Small correction: fourth paragraph, the probability should be 2 × 10^-7, not 2 × 10^7, as 2 × 10^7 is *much* bigger than 1!! 😛

Thanks!

I think that there may be some hope of using continued fractions to explore this. It seems certain that the most likely value that each power could have as a leading digit is 1 (indeed, I rather doubt that there would be other possible solutions, but haven’t proved this yet: clearly, though, for example, if 2^n leads with 2, then 4^n leads with a number between 4 and 8: I haven’t yet ruled out 8 and 9 as possibilities, but I think that can be done)

It may be worth noting, lest anyone be tempted to expend trouble and computer time extending John’s calculation to values beyond 10^10, that the sort of number-theoretical reasoning Michael Lugo mentions suffices to resolve the question of whether you can ever have all of 2^n, …, 9^n beginning with the same digit.

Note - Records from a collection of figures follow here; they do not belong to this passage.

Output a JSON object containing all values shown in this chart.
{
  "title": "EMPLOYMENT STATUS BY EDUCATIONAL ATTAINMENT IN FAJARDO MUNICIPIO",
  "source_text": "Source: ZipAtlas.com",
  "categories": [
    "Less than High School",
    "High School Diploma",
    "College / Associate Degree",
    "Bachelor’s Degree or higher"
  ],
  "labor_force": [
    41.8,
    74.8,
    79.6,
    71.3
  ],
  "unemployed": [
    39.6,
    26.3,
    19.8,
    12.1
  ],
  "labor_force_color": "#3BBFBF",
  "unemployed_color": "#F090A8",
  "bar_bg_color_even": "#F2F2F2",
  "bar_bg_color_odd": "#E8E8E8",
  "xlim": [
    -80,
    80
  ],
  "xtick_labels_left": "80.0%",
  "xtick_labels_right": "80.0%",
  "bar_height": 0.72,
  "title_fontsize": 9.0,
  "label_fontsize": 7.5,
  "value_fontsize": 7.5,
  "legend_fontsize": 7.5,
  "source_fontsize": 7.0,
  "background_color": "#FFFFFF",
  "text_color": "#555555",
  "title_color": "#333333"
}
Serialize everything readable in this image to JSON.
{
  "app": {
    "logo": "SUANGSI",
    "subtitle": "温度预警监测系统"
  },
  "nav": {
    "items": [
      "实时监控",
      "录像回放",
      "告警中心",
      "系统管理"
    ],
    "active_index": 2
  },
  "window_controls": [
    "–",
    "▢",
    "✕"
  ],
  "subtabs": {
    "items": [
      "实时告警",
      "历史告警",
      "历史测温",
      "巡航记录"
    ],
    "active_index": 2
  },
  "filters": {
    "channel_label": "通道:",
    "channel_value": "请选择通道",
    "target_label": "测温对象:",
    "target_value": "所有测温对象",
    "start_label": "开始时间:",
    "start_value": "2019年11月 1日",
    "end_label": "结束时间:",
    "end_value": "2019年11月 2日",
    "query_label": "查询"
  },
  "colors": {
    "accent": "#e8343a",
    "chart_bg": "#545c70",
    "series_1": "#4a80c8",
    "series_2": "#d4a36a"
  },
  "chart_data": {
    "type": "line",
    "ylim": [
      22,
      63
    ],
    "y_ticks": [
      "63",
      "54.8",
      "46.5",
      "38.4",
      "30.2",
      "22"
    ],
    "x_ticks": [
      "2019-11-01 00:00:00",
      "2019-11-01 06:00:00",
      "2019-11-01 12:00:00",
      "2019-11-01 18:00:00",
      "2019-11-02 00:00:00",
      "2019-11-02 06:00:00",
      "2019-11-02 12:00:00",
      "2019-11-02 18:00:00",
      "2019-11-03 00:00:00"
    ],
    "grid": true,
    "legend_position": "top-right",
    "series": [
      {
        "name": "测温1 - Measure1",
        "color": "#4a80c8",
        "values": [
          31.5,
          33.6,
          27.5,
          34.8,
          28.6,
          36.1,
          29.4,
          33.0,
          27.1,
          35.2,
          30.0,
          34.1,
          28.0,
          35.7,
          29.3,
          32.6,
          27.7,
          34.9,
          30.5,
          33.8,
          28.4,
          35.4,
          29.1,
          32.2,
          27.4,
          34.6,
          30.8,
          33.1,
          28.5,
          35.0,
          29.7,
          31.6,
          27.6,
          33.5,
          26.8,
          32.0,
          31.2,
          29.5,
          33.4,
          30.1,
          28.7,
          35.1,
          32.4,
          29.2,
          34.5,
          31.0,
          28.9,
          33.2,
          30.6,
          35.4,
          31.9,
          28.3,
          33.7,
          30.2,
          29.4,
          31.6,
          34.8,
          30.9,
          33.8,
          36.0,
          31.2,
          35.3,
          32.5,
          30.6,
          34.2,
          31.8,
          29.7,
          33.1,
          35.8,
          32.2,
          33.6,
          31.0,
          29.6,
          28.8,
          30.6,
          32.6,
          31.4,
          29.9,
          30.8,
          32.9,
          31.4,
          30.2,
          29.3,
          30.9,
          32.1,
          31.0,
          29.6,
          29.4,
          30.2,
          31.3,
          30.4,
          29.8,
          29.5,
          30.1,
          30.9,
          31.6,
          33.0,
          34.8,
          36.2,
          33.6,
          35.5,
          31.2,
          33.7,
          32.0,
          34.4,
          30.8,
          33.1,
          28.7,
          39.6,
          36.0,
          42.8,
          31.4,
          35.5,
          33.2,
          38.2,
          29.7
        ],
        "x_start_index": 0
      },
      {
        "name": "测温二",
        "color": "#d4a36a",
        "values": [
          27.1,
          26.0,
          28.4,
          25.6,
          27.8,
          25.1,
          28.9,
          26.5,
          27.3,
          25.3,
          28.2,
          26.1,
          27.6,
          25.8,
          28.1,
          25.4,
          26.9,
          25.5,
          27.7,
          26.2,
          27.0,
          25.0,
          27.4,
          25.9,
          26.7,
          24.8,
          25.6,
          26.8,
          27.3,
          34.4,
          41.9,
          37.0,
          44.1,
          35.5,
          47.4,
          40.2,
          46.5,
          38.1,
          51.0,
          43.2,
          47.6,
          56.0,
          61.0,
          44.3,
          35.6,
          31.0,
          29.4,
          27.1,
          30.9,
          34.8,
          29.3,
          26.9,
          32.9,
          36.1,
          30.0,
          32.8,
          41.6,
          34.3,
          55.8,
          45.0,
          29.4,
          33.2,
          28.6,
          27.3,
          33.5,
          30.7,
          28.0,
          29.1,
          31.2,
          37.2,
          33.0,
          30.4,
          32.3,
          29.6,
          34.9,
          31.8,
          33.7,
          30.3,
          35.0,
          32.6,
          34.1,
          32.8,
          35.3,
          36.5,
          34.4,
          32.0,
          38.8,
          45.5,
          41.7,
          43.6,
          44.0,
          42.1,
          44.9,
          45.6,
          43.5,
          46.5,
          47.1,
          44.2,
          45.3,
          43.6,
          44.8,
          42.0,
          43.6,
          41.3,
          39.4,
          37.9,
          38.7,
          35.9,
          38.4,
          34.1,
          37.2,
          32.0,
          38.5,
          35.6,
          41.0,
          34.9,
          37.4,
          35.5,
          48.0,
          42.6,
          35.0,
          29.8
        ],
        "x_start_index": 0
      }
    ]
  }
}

Why not search for k such that the kth digit of log 2, …, log9 is the same (or a neighbor) and then find n from that? Given the relationship between the numbers (8 is 2^3, for instance), that digit would have to be 0 or, less likely, 9.

If you think about that, I think it’s clear that searching for k one by one will take a long time. At best I’d expect to find some n with hundreds of thousands of digits, but more likely (I think) in the order of a hundred million digits.